Wer dem skeptisch gegenübersteht, hört an dieser Stelle oft die Phrase, dass es nicht anders geht, weil die Welt immer digitaler wird. Das ist aber Unfug. Unsere »Lebenswelt« – Heidegger würde sagen: unser alltägliches »In-der-Welt-sein« – wird kein Stück digitaler. Sie wird mit einem digitalen Layer überzogen, der, weil alles mit allem nahtlos kommuniziert, den Anschein ausbalancierter globaler Kreisläufe erweckt. In Wirklichkeit ist der Landwirtschaft die Kreislaufidee längst abhanden gekommen und kein »Precision-Farming« wird sie wiederbringen, weil es vom Status quo her optimiert und suggeriert, dass es eigentlich gar keine Bauern mehr braucht, die eine Handvoll Ackererde zwischen den Fingern zerkrümeln und wissen, was sie wissen.

Die alte Idee regionaler Kreisläufe ist heute nur in der Nische zu finden, in der Bäuerinnen und Bauern wirtschaften, die Ackerkunde mit ökonomischem Sachverstand in Einklang bringen, die wissen, welche Pflanzen zueinander gehören, um auf Pestizide verzichten zu können und deren Viehbestände sich nicht an globalen Vermarktungschancen bemessen, sondern an verfügbaren Flächen. Sie stellen sich Sinnfragen, weil sie ihre Urteilskraft bemühen.
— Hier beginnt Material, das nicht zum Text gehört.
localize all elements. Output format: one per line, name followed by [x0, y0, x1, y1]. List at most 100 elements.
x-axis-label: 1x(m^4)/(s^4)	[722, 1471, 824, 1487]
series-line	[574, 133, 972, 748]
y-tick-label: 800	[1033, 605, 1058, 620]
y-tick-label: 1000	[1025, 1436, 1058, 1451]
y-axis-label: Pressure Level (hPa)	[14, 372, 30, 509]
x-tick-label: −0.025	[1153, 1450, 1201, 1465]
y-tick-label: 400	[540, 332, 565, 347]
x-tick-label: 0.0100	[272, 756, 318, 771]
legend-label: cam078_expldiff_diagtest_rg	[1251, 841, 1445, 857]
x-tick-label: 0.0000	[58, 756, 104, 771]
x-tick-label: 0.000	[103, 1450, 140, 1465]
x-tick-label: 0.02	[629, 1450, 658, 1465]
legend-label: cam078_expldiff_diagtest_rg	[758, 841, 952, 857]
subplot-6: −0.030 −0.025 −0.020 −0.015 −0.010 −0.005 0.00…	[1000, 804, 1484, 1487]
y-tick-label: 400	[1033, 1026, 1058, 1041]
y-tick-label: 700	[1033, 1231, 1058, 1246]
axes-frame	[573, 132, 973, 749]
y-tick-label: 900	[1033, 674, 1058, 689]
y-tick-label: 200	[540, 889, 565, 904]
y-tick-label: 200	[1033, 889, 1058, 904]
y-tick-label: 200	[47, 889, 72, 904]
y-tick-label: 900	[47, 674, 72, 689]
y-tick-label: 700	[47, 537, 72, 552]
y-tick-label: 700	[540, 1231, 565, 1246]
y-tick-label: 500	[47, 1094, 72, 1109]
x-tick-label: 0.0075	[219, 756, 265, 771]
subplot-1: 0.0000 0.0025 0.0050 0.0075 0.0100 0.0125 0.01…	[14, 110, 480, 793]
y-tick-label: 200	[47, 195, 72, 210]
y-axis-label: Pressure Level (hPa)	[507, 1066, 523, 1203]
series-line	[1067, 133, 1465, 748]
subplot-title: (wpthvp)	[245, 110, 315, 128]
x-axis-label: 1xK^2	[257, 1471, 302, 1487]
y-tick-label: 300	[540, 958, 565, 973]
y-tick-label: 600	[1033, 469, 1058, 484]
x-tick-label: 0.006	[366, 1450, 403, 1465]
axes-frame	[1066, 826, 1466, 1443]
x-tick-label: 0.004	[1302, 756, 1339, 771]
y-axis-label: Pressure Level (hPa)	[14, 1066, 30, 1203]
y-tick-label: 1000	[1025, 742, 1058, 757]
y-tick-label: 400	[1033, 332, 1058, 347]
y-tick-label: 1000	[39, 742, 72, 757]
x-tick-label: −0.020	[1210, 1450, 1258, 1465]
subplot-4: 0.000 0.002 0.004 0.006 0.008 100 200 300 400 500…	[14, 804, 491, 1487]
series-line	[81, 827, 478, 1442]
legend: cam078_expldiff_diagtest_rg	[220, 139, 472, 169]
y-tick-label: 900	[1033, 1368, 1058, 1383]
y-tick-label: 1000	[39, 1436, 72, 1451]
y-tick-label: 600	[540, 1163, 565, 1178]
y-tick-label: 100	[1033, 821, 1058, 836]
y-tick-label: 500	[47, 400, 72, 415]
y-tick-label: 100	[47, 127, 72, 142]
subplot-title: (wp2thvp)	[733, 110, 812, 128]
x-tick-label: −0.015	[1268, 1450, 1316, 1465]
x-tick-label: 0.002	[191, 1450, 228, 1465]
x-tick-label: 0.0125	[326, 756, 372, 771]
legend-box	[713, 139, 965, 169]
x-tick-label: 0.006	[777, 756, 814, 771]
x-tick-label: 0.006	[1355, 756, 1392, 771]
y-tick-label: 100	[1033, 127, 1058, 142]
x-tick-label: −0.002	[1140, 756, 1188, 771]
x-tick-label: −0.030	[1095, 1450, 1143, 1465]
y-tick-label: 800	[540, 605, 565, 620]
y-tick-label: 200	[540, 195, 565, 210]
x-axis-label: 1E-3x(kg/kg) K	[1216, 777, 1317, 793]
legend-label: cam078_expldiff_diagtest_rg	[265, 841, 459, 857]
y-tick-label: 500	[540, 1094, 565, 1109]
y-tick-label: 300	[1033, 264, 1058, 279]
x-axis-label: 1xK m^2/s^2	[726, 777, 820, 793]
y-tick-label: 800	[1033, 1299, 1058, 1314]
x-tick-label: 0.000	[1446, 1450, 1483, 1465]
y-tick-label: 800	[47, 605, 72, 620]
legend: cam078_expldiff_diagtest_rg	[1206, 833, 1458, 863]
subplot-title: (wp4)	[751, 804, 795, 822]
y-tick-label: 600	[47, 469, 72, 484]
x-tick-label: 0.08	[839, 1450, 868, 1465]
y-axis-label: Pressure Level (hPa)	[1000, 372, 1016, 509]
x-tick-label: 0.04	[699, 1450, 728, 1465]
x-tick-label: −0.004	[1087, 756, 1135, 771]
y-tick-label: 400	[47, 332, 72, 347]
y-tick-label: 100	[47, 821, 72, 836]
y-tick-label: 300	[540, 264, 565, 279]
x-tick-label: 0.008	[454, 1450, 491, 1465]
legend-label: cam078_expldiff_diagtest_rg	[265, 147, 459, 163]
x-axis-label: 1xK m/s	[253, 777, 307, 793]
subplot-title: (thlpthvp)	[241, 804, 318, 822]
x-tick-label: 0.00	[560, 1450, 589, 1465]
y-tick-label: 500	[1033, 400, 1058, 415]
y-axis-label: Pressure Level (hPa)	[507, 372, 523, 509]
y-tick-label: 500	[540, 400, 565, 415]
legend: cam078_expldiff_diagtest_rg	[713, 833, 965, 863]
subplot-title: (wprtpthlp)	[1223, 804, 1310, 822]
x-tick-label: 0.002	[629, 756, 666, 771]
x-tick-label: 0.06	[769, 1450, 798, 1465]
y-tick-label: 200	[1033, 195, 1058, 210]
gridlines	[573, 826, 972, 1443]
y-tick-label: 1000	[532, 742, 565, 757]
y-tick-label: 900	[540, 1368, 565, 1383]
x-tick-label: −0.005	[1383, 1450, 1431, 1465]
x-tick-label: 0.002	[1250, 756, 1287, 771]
Das ist der entscheidende Unterschied zwischen Menschen und noch so intelligenten Maschinen. Im Glanz der Hightech-Lösungen nehmen wir das nur nicht als Fortschritt wahr. Tatsächlich entstehen hier nicht nur qualitativ hochwertige Landwirtschaftsprodukte, sondern innovative soziale Praktiken wie die solidarische Landwirtschaft. Wo noch Dorf ist, ist diese Wirtschaft am ehesten anschlussfähig an die informelle Ökonomie des Dorfes.